Relatedly, it has been argued that Koch and Ullman-inspired saliency models like GBVS are no longer state of the art, but instead have been replaced by a newer class of models based on deep neural networks (DNNs) that have recently been found to predict human attention quite well [57
]. Given this, one might ask why we should take standard saliency models as the baseline for comparison to meaning. In our view, although these DNN models are impressive from the perspective of pushing the boundaries of deep learning and big data, it is not clear at this point how much they have to say about active biological vision.
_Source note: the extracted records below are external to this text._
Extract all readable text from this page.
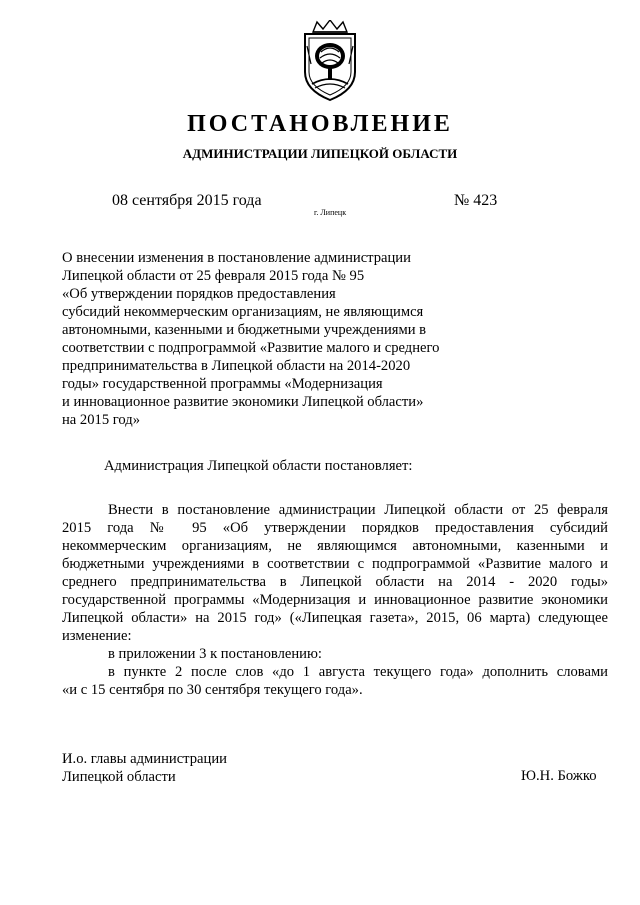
ПОСТАНОВЛЕНИЕ
АДМИНИСТРАЦИИ ЛИПЕЦКОЙ ОБЛАСТИ
08 сентября 2015 года
г. Липецк
№ 423
О внесении изменения в постановление администрации
Липецкой области от 25 февраля 2015 года № 95
«Об утверждении порядков предоставления
субсидий некоммерческим организациям, не являющимся
автономными, казенными и бюджетными учреждениями в
соответствии с подпрограммой «Развитие малого и среднего
предпринимательства в Липецкой области на 2014-2020
годы» государственной программы «Модернизация
и инновационное развитие экономики Липецкой области»
на 2015 год»
Администрация Липецкой области постановляет:
Внести в постановление администрации Липецкой области от 25 февраля
2015 года № 95 «Об утверждении порядков предоставления субсидий
некоммерческим организациям, не являющимся автономными, казенными и
бюджетными учреждениями в соответствии с подпрограммой «Развитие малого и
среднего предпринимательства в Липецкой области на 2014 - 2020 годы»
государственной программы «Модернизация и инновационное развитие экономики
Липецкой области» на 2015 год» («Липецкая газета», 2015, 06 марта) следующее
изменение:
в приложении 3 к постановлению:
в пункте 2 после слов «до 1 августа текущего года» дополнить словами
«и с 15 сентября по 30 сентября текущего года».
И.о. главы администрации
Липецкой области	Ю.Н. Божко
For example, DNN models are trained on fixations over one set of scenes and then predict fixations on another set of scenes. It is clear that humans do not learn where to fixate based on supervised learning from the fixations of others or by ingesting large amounts of external fixation data. It is also unclear whether the mechanisms used by DNNs to predict attention operate on the same principles that are used by the human brain. For these reasons, although we watch developments in this field with great interest, we are not yet sure how their successes and failures should be interpreted from the perspective of human attentional processes.